Opinion
October 5, 1928.
November 21, 1928.
Criminal law — Rape — Evidence — Sufficiency.
In the trial of an indictment charging defendant and five others with rape, the evidence disclosed that defendant invited the prosecutrix to a party, held in a vacant house. The prosecutrix testified that the six men took her upstairs and that, although the room in which the crime was committed was dark, she saw them as they came from the room where it was light. Later she testified that she could not say that the defendant assaulted her, because it was dark, but persisted that all of them participated in the crime. In such case the evidence was sufficient to sustain a conviction.

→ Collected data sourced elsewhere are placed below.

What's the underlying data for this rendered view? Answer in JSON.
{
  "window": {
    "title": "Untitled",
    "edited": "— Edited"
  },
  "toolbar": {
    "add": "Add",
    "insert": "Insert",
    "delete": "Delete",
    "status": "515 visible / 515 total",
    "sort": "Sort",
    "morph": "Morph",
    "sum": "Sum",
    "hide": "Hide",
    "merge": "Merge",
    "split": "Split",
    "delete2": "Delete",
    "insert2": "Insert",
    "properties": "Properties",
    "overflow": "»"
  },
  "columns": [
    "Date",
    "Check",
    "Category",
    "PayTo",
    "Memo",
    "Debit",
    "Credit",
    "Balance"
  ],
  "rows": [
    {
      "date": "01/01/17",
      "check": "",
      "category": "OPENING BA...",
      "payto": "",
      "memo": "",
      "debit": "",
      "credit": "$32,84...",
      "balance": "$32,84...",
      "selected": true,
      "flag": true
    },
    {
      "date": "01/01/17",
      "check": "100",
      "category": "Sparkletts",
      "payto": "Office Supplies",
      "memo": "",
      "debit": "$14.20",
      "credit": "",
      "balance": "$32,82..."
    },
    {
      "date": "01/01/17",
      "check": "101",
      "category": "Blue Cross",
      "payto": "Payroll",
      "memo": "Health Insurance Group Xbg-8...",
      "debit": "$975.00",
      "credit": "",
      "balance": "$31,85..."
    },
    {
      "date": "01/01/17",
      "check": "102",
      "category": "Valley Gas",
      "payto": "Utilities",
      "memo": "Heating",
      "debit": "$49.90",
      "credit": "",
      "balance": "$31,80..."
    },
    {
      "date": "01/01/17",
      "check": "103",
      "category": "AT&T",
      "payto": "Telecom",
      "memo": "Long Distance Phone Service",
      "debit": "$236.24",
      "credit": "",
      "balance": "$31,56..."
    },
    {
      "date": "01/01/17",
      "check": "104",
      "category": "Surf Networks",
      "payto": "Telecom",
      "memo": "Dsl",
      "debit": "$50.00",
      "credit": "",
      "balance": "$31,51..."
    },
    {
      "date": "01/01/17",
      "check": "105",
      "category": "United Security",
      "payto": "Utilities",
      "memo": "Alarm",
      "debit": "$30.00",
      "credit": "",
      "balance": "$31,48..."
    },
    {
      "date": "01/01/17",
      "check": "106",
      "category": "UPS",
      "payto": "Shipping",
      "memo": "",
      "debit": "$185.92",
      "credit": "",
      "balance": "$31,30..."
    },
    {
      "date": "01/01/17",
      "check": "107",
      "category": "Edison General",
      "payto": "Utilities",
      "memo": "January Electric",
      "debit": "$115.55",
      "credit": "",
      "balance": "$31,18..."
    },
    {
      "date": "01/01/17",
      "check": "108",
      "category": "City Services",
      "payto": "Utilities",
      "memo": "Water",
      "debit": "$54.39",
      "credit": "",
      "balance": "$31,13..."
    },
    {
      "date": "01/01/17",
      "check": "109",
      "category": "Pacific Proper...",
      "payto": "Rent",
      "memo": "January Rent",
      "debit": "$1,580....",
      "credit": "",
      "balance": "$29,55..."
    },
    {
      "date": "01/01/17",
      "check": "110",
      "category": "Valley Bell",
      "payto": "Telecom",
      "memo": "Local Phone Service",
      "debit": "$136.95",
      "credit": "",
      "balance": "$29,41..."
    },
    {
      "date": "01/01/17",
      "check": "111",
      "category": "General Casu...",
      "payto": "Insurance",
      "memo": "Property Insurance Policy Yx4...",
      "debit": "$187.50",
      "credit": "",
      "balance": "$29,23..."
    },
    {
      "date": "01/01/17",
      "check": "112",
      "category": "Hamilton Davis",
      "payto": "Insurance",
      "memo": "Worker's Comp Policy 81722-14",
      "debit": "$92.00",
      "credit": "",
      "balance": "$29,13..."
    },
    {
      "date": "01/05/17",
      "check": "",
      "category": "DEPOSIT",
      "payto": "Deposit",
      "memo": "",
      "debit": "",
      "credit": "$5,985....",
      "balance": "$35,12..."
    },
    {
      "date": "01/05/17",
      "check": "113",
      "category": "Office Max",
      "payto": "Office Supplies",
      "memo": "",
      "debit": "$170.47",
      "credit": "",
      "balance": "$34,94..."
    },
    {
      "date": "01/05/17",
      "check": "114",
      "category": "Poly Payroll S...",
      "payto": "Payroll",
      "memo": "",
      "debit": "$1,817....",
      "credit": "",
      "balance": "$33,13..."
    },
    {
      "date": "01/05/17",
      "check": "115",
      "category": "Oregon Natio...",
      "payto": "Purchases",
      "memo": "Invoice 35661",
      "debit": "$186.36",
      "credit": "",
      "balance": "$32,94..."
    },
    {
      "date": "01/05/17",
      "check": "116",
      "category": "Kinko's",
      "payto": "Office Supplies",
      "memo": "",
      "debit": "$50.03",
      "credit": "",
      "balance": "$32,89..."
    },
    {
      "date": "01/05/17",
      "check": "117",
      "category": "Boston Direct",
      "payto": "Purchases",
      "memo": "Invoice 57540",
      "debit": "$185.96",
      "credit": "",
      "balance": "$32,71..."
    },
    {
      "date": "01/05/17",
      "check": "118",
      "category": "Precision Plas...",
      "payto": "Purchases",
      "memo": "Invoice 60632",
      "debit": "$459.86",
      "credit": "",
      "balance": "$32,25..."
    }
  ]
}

It was immaterial that there was no proof of the actual commission of the crime by defendant. If he was a participant in the scheme to forcibly debauch the girl and aided and abetted the crime he was equally guilty with the rest of the actors in the occurrence.
Appeal No. 282, October T., 1928, by Samuel Krinsky from judgment of Q.S., Philadelphia County, June T., 1928, No. 205, in the case of Commonwealth of Pennsylvania v. Charles Bernard, Abraham Bartask, Charles Zander, Samuel Krinsky, Herbert Hasson and Charles McCarthy.

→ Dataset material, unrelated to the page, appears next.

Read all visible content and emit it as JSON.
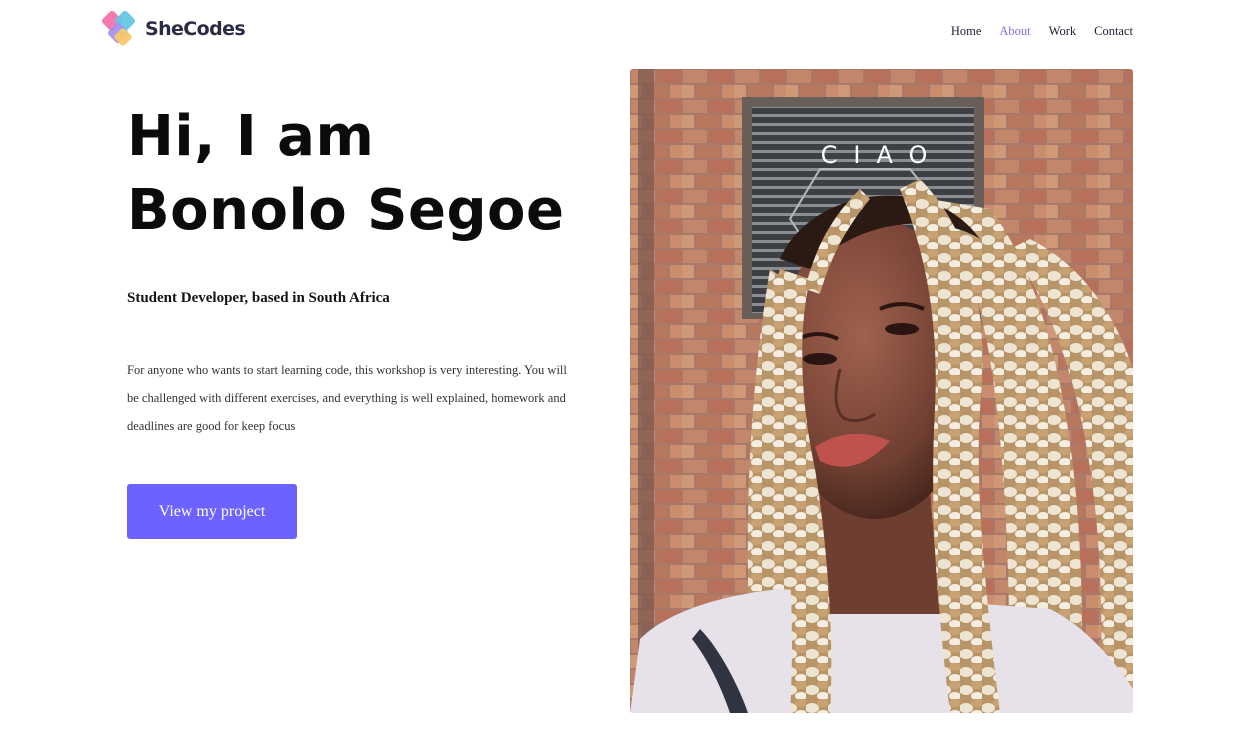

Before PORTER, P.J., HENDERSON, TREXLER, KELLER, LINN, GAWTHROP and CUNNIGHAM, JJ. Affirmed.
Indictment for rape. Before GORDON, J.
The facts are stated in the opinion of the Superior Court.
Verdict of guilty upon which judgment of sentence was passed. Defendant appealed. Error assigned was the refusal of defendant's motion for a new trial.

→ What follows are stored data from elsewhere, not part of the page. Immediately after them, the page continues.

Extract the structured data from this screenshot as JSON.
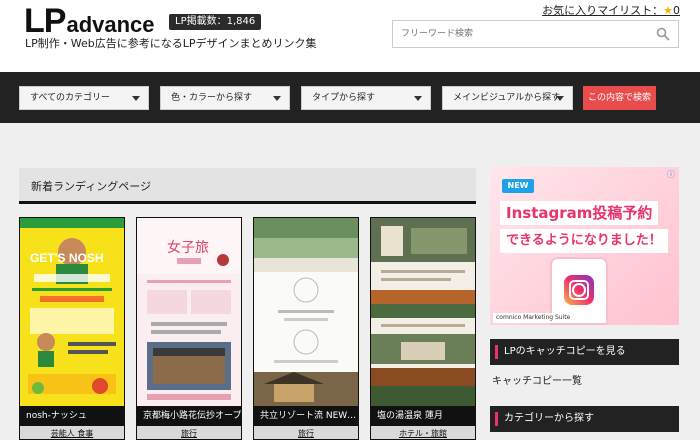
{
  "header": {
    "logo_lp": "LP",
    "logo_advance": "advance",
    "lp_count": "LP掲載数：1,846",
    "tagline": "LP制作・Web広告に参考になるLPデザインまとめリンク集",
    "favorites_label": "お気に入りマイリスト：",
    "favorites_star": "★",
    "favorites_count": "0",
    "search_placeholder": "フリーワード検索"
  },
  "filters": {
    "category": "すべてのカテゴリー",
    "color": "色・カラーから探す",
    "type": "タイプから探す",
    "main_visual": "メインビジュアルから探す",
    "search_button": "この内容で検索"
  },
  "main": {
    "section_title": "新着ランディングページ",
    "cards": [
      {
        "title": "nosh-ナッシュ",
        "tag": "芸能人 食事"
      },
      {
        "title": "京都梅小路花伝抄オープ…",
        "tag": "旅行"
      },
      {
        "title": "共立リゾート流 NEW…",
        "tag": "旅行"
      },
      {
        "title": "塩の湯温泉 蓮月",
        "tag": "ホテル・旅館"
      }
    ]
  },
  "sidebar": {
    "ad": {
      "badge": "NEW",
      "line1": "Instagram投稿予約",
      "line2": "できるようになりました！",
      "brand": "comnico Marketing Suite"
    },
    "catchcopy_head": "LPのキャッチコピーを見る",
    "catchcopy_link": "キャッチコピー一覧",
    "category_head": "カテゴリーから探す"
  },
  "colors": {
    "accent": "#e94c4c",
    "dark_bar": "#222222",
    "ad_pink": "#e9336a"
  }
}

William A. Gray, for appellant.
Lemuel B. Schofield, Assistant District Attorney, and with him Charles F. Kelley, Assistant District Attorney, and John Monaghan, District Attorney, for appellee.
Argued October 5, 1928.
The defendant is charged with having with others committed an outrageous assault upon the prosecutrix. The only question raised is, was the evidence adduced by the Commonwealth sufficient to sustain the conviction of the defendant? Without going into the revolting details, we will merely point out the testimony which we think was sufficient to connect him with the crime. The defendant invited the prosecutrix, a young Polish girl, nineteen years of age, to a party held in a vacant house. When the crime was committed, the room was in darkness and of course the prosecutrix could not testify as to any particular aggressor.
We quote: "How many of these men took you up?" A. Indicating all of them who are sitting here. The Court: "Did she say all that are sitting here?" (Interpreter) "All of them who are sitting here." "Do you mean by that the six young men who are sitting here, the six defendants?" A. "Yes sir." Subsequently she again testified that all of them took her up stairs. That although the room in which the crime was committed was dark, she "saw them, they came from the room where it was light." It is true that she afterwards said that she could not say that Krinsky assaulted her because it was dark, but she persisted that "all of them want to bother me." A witness who was present at the beginning of the party testified that she heard Krinsky, the defendant, say, "We will get her, we'll get her drunk." Witness stated — when I was coming down stairs he passed a remark referring to me "Why didn't we line that broad up," referring to her.
It is immaterial that there is no proof of his actual commission of the crime. If he was a participant in the scheme to forcibly debauch the girl and aided and abetted the crime, he is equally guilty with the rest of the actors in the occurrence. The testimony of the prosecutrix was received through the aid of an interpreter and there are some of her answers which lack clearness and there are some contradictions. It was for the jury to conclude what she intended to say. There is sufficient testimony to sustain the verdict.
The assignments are overruled. The judgment is affirmed and the record remitted to the court below and it is ordered that the defendant appear in the court below at such time as he may be there called and that he be by that court committed until he has complied with the sentence or any part of it which had not been performed at the time the appeal in this case was made a supersedeas.